Chemical looping produces chemicals and capture carbon dioxide in a cyclical manner, which is a great example of transitioning to a circular economy. It has also been designed in an environmentally sustainable way that maximizes efficiency. A circular economy manages resources more efficiently and uses waste products as a source of secondary resources. It also incorporates the principles of green chemistry and engineering and this provides plenty of benefits. Helping to limit consumption of finite resources, this can bring business, societal, and environmental benefits.

 Firstly, this can help to reduce pollution linked to the extraction of resources from the earth and conserve those precious resources from being overconsumed. A circular economy can also help companies achieve cost savings that drive profits upwards and make products cheaper, boosting the economy and raising standards of living. Furthermore, a circular economy can help create thousands of new jobs in the manufacturing and recycling economy, boosting economic growth. Therefore, it is undoubtedly clear that transitioning from a linear economy to a circular economy is the future, and the chemical looping process is a big step in the right direction.

 To conclude, the future of chemical looping is showing great promise as a tool to be used in carbon capture, energy storage, and the production of chemicals and hydrogen. The process will play an integral role in tackling the climate crisis by solving the major issues related to decarbonizing industries like legacy oil and aviation. However, it is still in its early stages and has plenty of room for development, so a continuous and rigorous effort has to be taken. Without significant investment and support into this project, it might end up being another scrapped possibility. Therefore, all parties must collaborate to ensure this technology is suitable and can be used to help achieve net zero by 2050, because we are honestly going to need everything we have to fight the insidious threat of climate change.

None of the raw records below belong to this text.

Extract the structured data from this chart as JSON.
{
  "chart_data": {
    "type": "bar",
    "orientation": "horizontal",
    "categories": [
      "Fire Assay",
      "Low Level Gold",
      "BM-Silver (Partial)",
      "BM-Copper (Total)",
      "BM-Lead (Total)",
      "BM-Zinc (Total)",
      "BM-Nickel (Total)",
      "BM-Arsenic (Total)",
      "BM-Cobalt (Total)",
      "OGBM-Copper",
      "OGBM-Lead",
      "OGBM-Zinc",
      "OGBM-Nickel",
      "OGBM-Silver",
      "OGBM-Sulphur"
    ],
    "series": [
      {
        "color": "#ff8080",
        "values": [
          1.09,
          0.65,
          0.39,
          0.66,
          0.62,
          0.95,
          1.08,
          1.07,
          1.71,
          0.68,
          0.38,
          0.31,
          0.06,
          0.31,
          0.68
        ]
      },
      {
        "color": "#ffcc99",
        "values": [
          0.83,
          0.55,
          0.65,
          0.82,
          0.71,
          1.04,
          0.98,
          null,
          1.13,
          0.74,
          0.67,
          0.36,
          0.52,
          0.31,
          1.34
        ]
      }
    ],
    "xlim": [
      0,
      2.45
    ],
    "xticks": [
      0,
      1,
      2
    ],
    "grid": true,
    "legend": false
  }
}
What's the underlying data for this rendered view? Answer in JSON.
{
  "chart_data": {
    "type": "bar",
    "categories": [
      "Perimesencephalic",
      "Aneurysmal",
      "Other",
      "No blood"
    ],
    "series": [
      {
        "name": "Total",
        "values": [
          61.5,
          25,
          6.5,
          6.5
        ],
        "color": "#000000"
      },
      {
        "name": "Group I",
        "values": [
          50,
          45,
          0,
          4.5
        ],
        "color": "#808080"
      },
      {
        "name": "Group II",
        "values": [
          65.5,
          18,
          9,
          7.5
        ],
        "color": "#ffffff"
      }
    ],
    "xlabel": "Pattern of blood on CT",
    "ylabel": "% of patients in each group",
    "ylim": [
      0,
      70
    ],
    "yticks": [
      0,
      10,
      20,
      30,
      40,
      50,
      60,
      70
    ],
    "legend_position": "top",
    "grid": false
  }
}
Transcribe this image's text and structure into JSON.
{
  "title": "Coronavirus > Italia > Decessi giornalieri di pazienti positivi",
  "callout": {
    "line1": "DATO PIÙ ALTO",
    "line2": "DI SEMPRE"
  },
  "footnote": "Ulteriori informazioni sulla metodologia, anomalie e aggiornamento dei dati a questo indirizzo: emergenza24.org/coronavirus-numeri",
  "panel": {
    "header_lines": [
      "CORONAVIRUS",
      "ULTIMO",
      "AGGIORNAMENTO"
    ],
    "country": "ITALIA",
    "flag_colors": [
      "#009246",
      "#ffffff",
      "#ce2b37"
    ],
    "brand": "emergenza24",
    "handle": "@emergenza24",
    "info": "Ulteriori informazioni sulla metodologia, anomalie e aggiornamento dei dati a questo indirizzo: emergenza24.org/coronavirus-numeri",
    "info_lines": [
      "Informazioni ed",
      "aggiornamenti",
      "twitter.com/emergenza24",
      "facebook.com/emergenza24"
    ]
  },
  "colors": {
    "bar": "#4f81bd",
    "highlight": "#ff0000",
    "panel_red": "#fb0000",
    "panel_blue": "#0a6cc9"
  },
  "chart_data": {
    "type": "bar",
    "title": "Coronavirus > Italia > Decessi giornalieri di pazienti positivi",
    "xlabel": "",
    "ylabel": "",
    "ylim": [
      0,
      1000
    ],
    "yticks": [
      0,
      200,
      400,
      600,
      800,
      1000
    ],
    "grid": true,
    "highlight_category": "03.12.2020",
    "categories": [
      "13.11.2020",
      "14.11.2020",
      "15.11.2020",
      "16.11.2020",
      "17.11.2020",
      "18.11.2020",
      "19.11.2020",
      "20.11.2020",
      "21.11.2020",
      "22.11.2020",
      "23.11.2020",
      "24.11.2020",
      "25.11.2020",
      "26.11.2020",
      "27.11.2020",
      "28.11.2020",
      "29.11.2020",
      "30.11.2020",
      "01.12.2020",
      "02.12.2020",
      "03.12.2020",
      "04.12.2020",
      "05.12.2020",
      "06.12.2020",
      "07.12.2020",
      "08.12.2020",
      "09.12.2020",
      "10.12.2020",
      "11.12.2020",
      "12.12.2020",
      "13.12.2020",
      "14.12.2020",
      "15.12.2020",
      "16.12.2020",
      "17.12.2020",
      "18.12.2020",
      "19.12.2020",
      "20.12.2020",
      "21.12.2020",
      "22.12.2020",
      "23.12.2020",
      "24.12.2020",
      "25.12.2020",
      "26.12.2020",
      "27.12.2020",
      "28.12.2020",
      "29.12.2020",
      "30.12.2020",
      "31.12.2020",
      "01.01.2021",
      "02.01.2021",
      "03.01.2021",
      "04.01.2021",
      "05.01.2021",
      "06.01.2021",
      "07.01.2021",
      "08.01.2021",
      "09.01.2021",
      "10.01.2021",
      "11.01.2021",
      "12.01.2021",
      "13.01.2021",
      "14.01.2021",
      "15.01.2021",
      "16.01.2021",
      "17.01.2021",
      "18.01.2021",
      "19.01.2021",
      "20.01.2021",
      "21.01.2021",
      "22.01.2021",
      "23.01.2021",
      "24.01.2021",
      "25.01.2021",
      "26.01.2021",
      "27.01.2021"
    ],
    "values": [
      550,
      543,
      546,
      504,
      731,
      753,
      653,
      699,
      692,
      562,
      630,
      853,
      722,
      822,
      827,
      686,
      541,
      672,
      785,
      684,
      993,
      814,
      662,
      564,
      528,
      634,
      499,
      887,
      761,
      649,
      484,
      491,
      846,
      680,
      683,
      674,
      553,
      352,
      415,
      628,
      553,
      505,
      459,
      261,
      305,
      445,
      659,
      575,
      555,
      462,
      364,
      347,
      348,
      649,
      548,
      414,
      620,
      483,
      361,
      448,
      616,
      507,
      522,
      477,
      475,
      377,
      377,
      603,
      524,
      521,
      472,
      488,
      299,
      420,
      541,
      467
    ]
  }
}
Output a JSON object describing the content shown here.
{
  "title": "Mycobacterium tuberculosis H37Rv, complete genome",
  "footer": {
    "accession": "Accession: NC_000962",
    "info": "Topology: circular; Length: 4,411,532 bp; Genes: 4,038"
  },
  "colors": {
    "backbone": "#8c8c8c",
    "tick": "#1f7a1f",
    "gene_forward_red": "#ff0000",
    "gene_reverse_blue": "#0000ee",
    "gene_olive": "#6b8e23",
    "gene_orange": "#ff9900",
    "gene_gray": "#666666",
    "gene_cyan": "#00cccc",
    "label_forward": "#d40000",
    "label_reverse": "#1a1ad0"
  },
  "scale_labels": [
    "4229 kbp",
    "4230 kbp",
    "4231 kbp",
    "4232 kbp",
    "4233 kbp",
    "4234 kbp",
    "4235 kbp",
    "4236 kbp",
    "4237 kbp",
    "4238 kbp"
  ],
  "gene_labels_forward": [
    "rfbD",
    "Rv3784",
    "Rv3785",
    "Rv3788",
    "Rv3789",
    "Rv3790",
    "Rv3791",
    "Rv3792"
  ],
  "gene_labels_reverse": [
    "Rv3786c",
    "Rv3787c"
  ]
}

  1. Ben Anthony and Paul Fennell [2023], available at
  2. K. Y. Kwong, A. R. P. Harrison, J. C. Gebers, J. S. Dennis, and E. J. Marek, Chemical Looping Combustion of a Biomass Char in Fe2O3-, CuO-, and SrFeO3−δ-Based Oxygen Carriers 2022 36 (17), 9437-9449 DOI: 10.1021/acs.energyfuels.2c01269
  3. National Academies of Sciences, Engineering, and Medicine. 2022. New Directions for Chemical Engineering. Washington, DC: The National Academies Press.